Health

Infants’ Musical Rhythm Sensitivity helps their Social Development

Infants’ Musical Rhythm Sensitivity helps their Social Development

Sensitivity to musical rhythm has been found to support social development in infants. Research has shown that infants are born with a natural ability to perceive musical rhythm and can detect the beat of a song even before they are born. As they grow, they begin to develop a more refined sense of rhythm and timing, which can be enhanced through exposure to music and rhythmic activities.

According to a study published in the Proceedings of the National Academy of Sciences, engaging infants with a song provides a ready-made means of supporting social development and interaction.

Vanderbilt University Medical Center (VUMC), Marcus Autism Center, Children’s Healthcare of Atlanta, and Emory University School of Medicine researchers enrolled 112 infants aged 2 to 6 months.

The researchers observed infants’ eye movements moment by moment and discovered that the rhythm of caregivers’ singing causes infant eye movements to become synchronized or entrained to the caregivers’ social cues at sub-second timescales.

Infants were twice as likely to look to the singers’ eyes time-locked to the musical beat as would be expected by chance as early as 2 months of age, when they were first engaging with others in an interactive manner. By 6 months of age, when infants are highly experienced in face-to-face musical games and developing increasingly sophisticated rhythmic and communicative behaviors such as babbling, they were more than four times as likely to look to the singers’ eyes that were synchronized to the musical beats.

This is important because it reveals a remarkable physical coupling between caregiver behavior and infant experience. Without conscious awareness, something as simple and intuitive as caregiver singing sets in motion a whole cascade of behaviors that alters infants’ experiences.

Warren Jones

“Singing to infants appears to be such a simple act, but it is full of rich and meaningful social information,” said Miriam Lense, Ph.D., assistant professor of Otolaryngology and co-director of VUMC’s Music Cognition Lab. “We demonstrate here that when caregivers sing to their infants, they are instinctively structuring their behavior to support the caregiver-infant social bond and infant social learning.”

During testing, researchers used eye-tracking technology to track each infant’s eye movement as they watched videos of people singing to them.

“We used videos of singing rather than live singing for this study to ensure that any change in infant-looking behavior was due to the infant, rather than the singer adjusting to the infant,” Lense explained. “While watching the videos, infants could look anywhere, but we discovered that their looking behavior was not random.”

“The predictable rhythm of singing is critical for this ingrained social interaction. When we manipulate the singing experimentally so that it no longer has a predictable rhythm, entrainment is disrupted and infants can no longer successfully synchronize their eye-looking to the caregivers’ social cues” She went on to say.

Sensitivity to musical rhythm supports social development in infants
Sensitivity to musical rhythm supports social development in infants

Researchers confirmed their findings in another group of 6-month-old infants who watched both the original videos of singing and videos that had been jittered so that their rhythms were no longer predictable. While the infants displayed entrained eye-looking in the original videos when the singing was rhythmically predictable, when the predictable rhythm was disrupted, this time-locked eye-looking effect was no longer present.

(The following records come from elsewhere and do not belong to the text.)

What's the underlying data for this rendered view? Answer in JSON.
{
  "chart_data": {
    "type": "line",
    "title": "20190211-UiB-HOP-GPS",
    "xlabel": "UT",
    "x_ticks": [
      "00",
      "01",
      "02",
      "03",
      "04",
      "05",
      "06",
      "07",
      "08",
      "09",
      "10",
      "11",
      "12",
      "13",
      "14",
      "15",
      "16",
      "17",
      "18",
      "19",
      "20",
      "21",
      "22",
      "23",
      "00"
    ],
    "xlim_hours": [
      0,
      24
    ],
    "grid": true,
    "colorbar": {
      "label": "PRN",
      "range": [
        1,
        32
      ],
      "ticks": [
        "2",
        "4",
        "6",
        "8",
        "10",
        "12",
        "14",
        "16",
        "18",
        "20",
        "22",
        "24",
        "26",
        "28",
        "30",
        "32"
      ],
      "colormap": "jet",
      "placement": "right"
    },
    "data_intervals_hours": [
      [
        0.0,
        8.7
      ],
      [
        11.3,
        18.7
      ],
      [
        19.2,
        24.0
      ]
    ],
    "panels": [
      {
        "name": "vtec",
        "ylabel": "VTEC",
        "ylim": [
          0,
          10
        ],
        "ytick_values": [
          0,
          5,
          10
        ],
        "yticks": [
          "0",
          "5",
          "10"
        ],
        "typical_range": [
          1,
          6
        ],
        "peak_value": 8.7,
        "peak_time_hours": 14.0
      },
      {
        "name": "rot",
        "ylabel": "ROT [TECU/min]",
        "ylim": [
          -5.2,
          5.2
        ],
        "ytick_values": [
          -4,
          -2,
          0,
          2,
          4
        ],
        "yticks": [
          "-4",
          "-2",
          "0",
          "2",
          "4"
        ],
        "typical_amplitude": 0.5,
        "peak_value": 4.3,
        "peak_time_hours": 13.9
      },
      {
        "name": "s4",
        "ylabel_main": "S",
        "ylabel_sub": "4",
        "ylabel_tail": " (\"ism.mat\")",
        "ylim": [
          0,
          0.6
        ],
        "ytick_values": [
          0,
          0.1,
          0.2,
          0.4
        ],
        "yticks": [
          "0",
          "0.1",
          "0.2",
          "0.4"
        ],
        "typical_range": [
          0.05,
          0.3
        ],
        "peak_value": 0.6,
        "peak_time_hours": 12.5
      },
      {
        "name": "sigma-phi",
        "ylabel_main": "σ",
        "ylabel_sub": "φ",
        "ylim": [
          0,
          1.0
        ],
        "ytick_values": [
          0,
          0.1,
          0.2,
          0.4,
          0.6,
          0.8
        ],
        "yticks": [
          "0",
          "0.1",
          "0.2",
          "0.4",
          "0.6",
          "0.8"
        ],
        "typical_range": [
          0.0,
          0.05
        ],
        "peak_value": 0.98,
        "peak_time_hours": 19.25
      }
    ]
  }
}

“This is important because it reveals a remarkable physical coupling between caregiver behavior and infant experience,” said Warren Jones, Ph.D., the study’s senior author and Nien Distinguished Chair in Autism at Emory University School of Medicine. “Without conscious awareness, something as simple and intuitive as caregiver singing sets in motion a whole cascade of behaviors that alters infants’ experiences.”

“While what a caregiver expresses is important, when and how they express social cues is especially important for infant-caregiver communication,” Lense continued. “Rhythmic predictability, which is a universal feature of song, is an essential mechanism for structuring social interactions and promoting infant social development.”

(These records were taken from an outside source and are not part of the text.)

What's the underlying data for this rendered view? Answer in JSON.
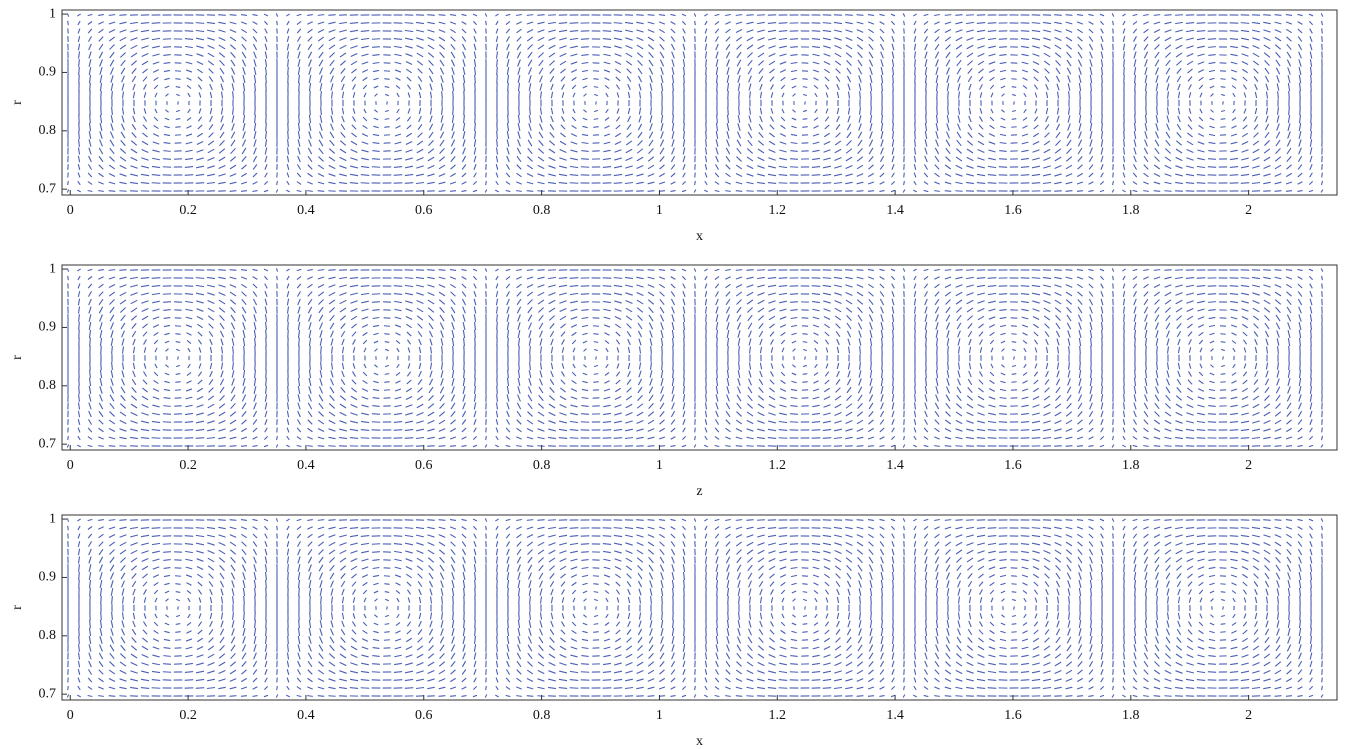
{
  "chart_data": [
    {
      "type": "quiver",
      "xlabel": "x",
      "ylabel": "r",
      "xlim": [
        -0.014,
        2.15
      ],
      "ylim": [
        0.69,
        1.007
      ],
      "xticks": [
        0,
        0.2,
        0.4,
        0.6,
        0.8,
        1,
        1.2,
        1.4,
        1.6,
        1.8,
        2
      ],
      "yticks": [
        0.7,
        0.8,
        0.9,
        1
      ]
    },
    {
      "type": "quiver",
      "xlabel": "z",
      "ylabel": "r",
      "xlim": [
        -0.014,
        2.15
      ],
      "ylim": [
        0.69,
        1.007
      ],
      "xticks": [
        0,
        0.2,
        0.4,
        0.6,
        0.8,
        1,
        1.2,
        1.4,
        1.6,
        1.8,
        2
      ],
      "yticks": [
        0.7,
        0.8,
        0.9,
        1
      ]
    },
    {
      "type": "quiver",
      "xlabel": "x",
      "ylabel": "r",
      "xlim": [
        -0.014,
        2.15
      ],
      "ylim": [
        0.69,
        1.007
      ],
      "xticks": [
        0,
        0.2,
        0.4,
        0.6,
        0.8,
        1,
        1.2,
        1.4,
        1.6,
        1.8,
        2
      ],
      "yticks": [
        0.7,
        0.8,
        0.9,
        1
      ]
    }
  ]
}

According to Reyna Gordon, Ph.D., associate professor of Otolaryngology and co-director of the Music Cognition Lab at VUMC, the study emphasizes that making music is a core aspect of early socio-emotional development.

“It’s amazing that these infants are basically tracking the beat of the music with their eyes by modulating their eye contact with the singer’s eyes around the beat (or pulse) of singing,” Gordon, who was not involved in the study, said.

“These findings represent a significant advance in our understanding of the extent to which very young children are sensitive to musical rhythm, implying that innate musical ability is linked to early social engagement,” she added.